The bond sale is likely to be the first of many to get the Greek government through its funding needs in April and May, according to a report by Bloomberg. Greece needs to refinance about 20 billion euro ($26.8 billion) over the next two months and is expected to borrow roughly 54 billion euro, or $72 billion, this year. Greece's budget deficit for 2009 came in at more than 12%, or four times over the eurozone limit.
Still, Greece's wobbly finances mean its borrowing costs remain high. The syndicated bond offering will likely be priced more than three percentage points over the relevant benchmark, Bloomberg reported, which translates to roughly twice the borrowing costs of Germany. The nation needs to raise another 10 billion euro ($13.4 billion) in May.
Last last week the eurozone countries and the IMF agreed on a plan to rescue Greece if the country found itself unable to borrow money in the capital markets or make its debt payments.
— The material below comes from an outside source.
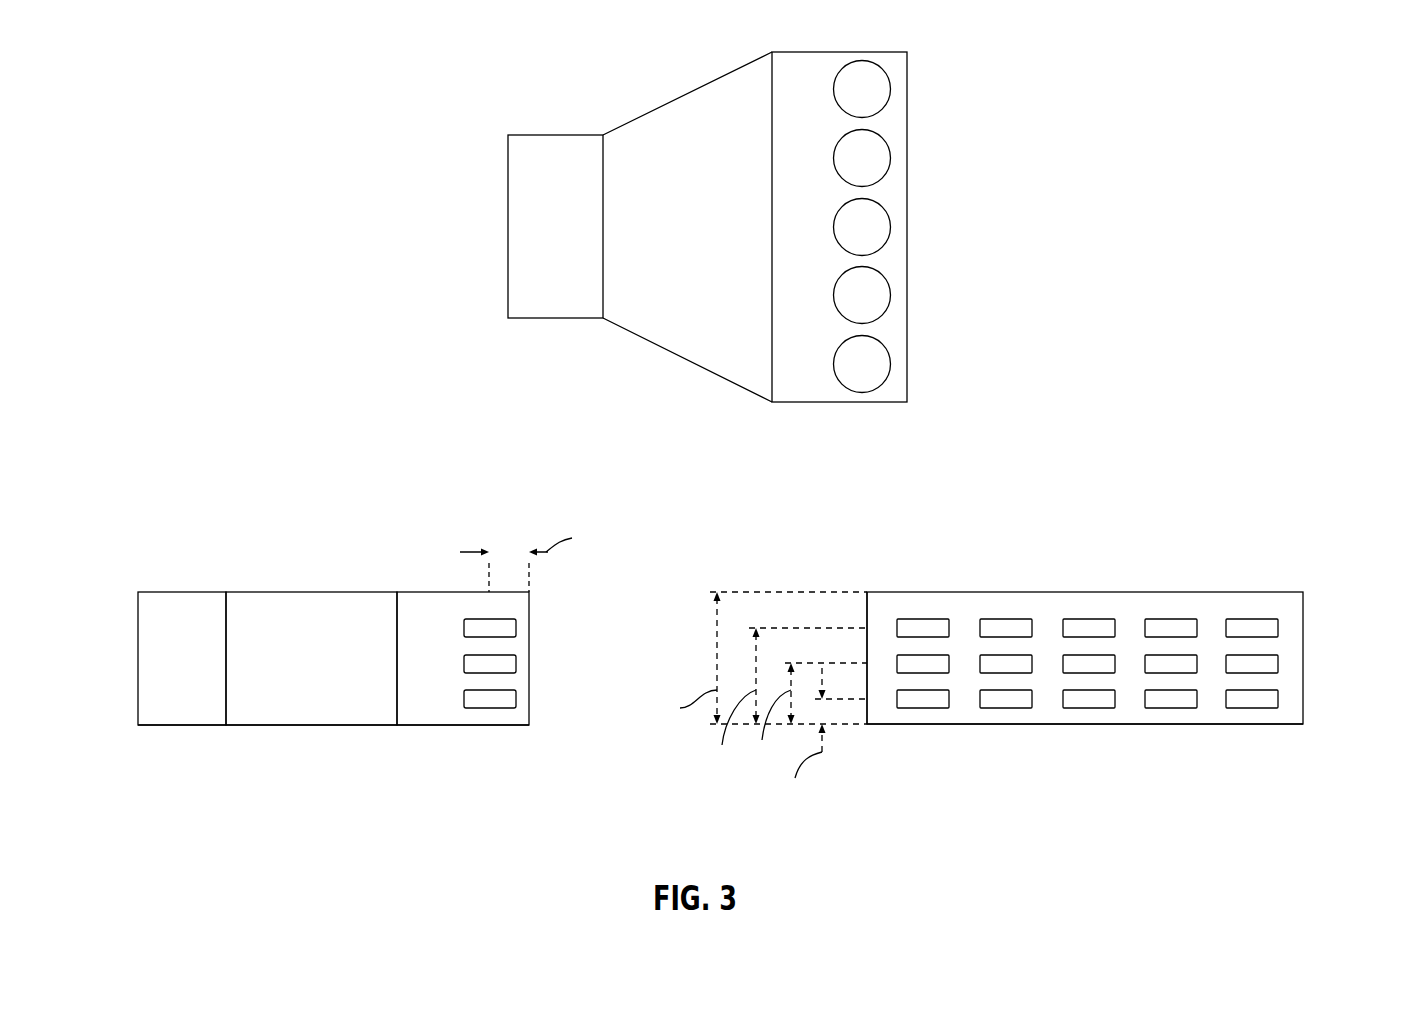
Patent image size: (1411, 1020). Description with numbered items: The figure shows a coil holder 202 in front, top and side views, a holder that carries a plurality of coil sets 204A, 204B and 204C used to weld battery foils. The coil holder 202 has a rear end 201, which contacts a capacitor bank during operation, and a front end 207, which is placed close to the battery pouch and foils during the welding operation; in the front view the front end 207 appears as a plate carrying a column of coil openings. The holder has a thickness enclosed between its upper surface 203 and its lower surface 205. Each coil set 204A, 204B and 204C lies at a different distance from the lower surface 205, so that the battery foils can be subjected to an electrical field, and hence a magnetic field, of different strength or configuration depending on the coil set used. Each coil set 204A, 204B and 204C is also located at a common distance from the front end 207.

The move soothed investors and caused the euro to rebound against the dollar following a slide to 10-month lows.
Still, while much has been made of the economic difficulties facing the eurozone -- countries with vastly different markets have been put under one roof, after all -- the accompanying internal political frictions in resolving this major shortcoming have also been on full display.
Last week Fitch Ratings cut Portugal's sovereign debt rating a notch to AA- and warned of further possible downgrades if the country doesn't drastically curtail its own mounting budget deficits. Both Portugal and Greece are among the so-called PIIGS of Europe, shorthand for the nations of Portugal, Ireland, Italy, Greece and Spain, all of which are struggling with mounting fiscal woes.